Before 1992, the O'Malley River area was open to unregulated public use, including bear-viewing guides. That year, the refuge decided that unregulated use was harming feeding bears and closed the area except for a highly structured bear-viewing program sponsored by the refuge. Two years later, a private guide service operated the program but a legal challenge to the way the contractor was selected shut the program down.
"What they're doing now is redressing a wrong," said renowned wildlife photographer Tom Walker. "That spot was a bear-viewing site for decades -- until about 15 years ago when the refuge manager at the time thought non-consumptive uses were incompatible to consumptive uses.

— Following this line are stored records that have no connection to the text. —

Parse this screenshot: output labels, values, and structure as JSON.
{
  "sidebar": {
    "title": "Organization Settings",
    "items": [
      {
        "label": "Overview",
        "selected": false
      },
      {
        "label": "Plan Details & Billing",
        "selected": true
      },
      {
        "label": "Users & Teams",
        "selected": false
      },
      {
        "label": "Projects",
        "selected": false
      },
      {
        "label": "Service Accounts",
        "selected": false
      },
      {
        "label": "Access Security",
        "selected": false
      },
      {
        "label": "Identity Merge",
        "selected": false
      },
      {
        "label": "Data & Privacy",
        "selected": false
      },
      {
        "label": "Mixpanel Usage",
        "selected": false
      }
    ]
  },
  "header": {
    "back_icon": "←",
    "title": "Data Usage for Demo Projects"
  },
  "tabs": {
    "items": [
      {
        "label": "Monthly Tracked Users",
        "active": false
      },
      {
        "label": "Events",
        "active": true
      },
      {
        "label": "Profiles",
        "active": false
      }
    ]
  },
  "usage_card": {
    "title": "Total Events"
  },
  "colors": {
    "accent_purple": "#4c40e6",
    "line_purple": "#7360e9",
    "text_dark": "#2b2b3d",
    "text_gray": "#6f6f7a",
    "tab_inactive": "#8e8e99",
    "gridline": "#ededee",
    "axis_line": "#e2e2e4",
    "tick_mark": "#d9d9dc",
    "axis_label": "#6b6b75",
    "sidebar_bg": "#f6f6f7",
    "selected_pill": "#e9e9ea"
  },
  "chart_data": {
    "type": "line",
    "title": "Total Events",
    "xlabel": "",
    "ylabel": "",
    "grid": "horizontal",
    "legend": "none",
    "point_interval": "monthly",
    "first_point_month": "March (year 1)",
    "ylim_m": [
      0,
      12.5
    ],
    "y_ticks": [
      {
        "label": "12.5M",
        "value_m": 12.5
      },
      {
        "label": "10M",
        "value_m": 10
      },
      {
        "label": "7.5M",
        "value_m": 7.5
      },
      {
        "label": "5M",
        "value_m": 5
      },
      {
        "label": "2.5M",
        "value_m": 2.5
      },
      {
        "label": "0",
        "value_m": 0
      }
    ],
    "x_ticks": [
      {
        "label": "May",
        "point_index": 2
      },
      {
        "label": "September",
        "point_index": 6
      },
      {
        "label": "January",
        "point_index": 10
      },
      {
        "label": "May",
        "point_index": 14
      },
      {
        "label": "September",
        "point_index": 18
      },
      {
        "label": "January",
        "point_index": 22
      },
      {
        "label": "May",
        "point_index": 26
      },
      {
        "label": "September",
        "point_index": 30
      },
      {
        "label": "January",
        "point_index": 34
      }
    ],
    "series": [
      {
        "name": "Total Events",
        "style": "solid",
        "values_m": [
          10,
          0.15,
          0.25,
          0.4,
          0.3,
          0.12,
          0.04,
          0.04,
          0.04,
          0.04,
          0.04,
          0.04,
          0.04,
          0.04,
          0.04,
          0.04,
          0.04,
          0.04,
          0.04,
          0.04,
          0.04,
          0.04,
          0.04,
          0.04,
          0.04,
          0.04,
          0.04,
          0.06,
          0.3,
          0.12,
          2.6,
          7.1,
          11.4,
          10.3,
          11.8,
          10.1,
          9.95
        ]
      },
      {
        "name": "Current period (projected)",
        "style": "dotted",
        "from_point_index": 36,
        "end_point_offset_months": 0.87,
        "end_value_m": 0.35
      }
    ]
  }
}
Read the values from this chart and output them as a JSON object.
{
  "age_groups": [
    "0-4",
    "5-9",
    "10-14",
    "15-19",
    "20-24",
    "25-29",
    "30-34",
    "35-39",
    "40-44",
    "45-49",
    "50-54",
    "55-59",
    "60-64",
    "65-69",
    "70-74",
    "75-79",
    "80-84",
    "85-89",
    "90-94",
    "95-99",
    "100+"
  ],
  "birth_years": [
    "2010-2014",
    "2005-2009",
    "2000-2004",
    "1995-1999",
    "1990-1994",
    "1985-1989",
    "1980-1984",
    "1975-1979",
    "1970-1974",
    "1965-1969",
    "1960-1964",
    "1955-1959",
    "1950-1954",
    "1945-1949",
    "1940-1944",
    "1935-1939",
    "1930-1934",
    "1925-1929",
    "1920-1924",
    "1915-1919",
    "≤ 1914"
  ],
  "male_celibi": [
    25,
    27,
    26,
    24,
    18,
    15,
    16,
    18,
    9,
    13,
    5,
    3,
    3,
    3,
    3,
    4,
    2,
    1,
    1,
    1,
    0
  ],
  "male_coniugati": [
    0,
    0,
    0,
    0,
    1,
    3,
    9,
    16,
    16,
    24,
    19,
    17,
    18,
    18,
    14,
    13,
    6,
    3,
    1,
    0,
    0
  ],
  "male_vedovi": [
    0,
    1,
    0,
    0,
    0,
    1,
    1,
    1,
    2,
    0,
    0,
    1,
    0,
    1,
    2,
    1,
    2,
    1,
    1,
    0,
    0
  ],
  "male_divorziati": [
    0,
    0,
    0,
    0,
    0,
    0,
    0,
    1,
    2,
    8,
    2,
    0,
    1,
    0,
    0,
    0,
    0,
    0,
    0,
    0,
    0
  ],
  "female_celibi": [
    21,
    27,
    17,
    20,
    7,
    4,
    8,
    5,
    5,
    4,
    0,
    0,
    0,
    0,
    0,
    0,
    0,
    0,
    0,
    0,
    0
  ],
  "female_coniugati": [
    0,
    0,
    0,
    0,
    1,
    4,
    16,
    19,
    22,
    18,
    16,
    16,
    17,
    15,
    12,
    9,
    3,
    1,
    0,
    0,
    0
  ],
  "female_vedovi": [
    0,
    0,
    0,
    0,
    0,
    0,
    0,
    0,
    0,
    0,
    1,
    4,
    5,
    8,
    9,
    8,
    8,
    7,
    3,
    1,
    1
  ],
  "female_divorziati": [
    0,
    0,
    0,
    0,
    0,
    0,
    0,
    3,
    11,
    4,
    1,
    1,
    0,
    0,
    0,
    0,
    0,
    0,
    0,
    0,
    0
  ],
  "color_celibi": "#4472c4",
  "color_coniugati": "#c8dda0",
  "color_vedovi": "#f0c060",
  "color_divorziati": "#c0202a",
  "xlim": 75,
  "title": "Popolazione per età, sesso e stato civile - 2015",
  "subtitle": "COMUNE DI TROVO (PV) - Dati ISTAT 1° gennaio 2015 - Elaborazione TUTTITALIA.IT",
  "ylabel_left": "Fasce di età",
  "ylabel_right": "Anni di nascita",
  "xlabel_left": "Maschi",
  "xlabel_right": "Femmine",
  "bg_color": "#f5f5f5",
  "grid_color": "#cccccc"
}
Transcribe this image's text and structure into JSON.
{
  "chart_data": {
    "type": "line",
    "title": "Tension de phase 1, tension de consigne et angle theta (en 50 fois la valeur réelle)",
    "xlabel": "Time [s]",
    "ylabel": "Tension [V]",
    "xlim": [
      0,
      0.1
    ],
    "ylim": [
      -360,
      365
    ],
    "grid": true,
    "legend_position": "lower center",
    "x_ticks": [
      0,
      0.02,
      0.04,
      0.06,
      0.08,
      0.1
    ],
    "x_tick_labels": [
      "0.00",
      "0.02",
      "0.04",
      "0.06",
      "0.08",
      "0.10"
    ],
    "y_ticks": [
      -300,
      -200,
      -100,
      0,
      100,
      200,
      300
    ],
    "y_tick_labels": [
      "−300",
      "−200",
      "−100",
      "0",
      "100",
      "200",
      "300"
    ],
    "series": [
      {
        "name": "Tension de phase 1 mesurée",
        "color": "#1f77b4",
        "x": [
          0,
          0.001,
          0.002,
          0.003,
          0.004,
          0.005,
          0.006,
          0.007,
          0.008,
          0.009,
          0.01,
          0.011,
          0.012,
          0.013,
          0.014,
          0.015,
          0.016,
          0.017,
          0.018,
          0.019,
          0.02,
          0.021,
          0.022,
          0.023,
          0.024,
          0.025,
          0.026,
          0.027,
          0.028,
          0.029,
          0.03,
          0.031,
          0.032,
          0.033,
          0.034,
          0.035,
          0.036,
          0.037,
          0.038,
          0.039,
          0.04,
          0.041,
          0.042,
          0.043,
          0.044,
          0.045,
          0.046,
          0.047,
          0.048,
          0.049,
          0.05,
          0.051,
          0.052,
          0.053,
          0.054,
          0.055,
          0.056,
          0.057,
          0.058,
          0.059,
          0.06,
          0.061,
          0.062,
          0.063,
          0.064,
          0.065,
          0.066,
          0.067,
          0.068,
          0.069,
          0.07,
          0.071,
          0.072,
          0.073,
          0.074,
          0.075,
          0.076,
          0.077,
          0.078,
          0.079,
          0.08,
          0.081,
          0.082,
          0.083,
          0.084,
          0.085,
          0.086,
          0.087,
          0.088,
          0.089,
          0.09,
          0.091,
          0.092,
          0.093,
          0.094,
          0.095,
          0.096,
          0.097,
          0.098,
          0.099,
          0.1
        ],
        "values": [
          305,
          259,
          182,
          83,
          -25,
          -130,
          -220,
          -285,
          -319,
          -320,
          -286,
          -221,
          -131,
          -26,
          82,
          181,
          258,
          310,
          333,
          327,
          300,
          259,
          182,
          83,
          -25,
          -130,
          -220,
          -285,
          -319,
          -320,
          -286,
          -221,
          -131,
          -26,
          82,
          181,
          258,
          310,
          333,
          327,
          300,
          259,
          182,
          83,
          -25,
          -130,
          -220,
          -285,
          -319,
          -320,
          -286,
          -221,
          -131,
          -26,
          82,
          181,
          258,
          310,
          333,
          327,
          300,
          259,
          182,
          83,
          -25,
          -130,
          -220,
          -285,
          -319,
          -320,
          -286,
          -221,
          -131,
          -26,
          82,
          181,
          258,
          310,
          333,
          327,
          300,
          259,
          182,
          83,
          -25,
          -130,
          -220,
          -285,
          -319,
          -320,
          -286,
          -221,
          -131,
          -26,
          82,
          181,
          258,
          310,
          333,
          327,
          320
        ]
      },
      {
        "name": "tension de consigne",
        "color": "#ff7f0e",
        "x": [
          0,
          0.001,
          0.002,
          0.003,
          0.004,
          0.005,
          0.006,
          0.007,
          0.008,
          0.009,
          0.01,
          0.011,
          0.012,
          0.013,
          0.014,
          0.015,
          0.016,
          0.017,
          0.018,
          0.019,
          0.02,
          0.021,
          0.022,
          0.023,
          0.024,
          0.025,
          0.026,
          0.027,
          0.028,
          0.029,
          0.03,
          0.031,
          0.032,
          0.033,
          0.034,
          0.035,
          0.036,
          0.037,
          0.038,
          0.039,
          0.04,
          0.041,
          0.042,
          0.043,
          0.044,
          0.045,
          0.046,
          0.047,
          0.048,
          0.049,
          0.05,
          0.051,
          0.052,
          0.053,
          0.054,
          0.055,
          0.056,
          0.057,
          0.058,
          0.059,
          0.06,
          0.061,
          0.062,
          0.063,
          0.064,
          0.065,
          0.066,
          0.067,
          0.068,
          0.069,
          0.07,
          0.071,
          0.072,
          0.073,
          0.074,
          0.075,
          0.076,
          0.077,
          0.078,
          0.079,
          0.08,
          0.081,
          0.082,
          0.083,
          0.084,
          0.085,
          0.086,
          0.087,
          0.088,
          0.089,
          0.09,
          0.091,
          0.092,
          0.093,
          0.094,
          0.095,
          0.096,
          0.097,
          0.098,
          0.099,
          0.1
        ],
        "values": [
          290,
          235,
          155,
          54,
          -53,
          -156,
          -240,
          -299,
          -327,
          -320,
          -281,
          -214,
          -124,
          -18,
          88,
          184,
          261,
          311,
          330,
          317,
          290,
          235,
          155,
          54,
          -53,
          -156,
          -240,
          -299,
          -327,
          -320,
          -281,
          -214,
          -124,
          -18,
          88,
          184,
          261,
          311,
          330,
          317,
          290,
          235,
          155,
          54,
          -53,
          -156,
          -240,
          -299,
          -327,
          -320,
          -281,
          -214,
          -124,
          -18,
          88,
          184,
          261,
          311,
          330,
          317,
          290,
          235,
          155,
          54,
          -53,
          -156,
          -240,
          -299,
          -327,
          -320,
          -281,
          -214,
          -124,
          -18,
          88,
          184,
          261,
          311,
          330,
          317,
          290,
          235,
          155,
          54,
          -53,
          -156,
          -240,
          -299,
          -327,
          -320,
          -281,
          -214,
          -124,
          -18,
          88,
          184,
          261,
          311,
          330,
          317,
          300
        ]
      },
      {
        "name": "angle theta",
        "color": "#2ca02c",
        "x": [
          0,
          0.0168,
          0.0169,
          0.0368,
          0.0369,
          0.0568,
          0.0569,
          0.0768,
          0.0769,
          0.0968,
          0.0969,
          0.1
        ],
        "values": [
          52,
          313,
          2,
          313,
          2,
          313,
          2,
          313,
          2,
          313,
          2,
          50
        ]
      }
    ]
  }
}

"Then it was slammed shut."
It remained shut until 1999, when the process of updating the Kodiak Refuge Comprehensive Conservation Plan began and demands to reopen the area flowed in.
"We analyzed the likely impacts of several different viewing program alternatives," wrote Brian Glaspell, visitor services manager of the refuge, in the Federal Register last month. "That research showed structured bear viewing could occur at O'Malley River with minimal impacts to bears."
But not everyone is happy.
"I wasn't aware that the Feds decided to create a zoo at O'Malley," said Kodiak master guide Tim Booch. "My experience with any public input on the subject was to witness a large majority of participants opposed to any organized brown bear viewing similar to McNeil. I don't know ... I thought it was against the law to habituate bears."
John Schoen of Audubon Alaska offered qualified support.
"There's room for bear viewing there," he said. "But I think we don't have to make every single bear-viewing place a McNeil River or Katmai."
The 2-million-acre refuge includes about two-thirds of Kodiak Island as well as Uganik and Ban Islands and part of Afognak. About 3,000 brown bears call it home.
Glaspell estimates that nearly 150 people will visit O'Malley each year to watch bears, making the operation smaller than either Brooks or McNeil.
Even though visitation declined 16 percent last year at Brooks, 7,646 visitors showed up, according to Roy Wood, chief of interpretation at Katmai. The more tightly controlled McNeil issued 252 bear-viewing permits this year, according to Fish and Game.
The Kodiak National Wildlife Refuge was established in 1941 to protect brown bears and other wildlife, and no spot on the refuge is more than 15 miles from the ocean.
The Karluk drainage, which includes the O'Malley River, supports the largest red salmon runs in Kodiak. Last year, more then 330,000 reds passed through the Karluk weir, about half the 669,000 counted in 2005.
And it's possible an influx of humans will drive some bears away. Former refuge manager Jay Bellinger said a lot of bears didn't habituate during the bear-viewing program of the 1990s and moved out of the area.
"We didn't realize how many until we lost the bear-viewing program and got a chance to see bear use with no people around," he said. "There was a significant increase."
But Van Daele said there's no denying the growing popularity of bear viewing in Alaska and believes O'Malley offers a chance to do it right.
"We're looking at a privately run operation with as much quality as McNeil offers.
"Above all," he said, "the ethic is that people are just visitors in the bears' backyard."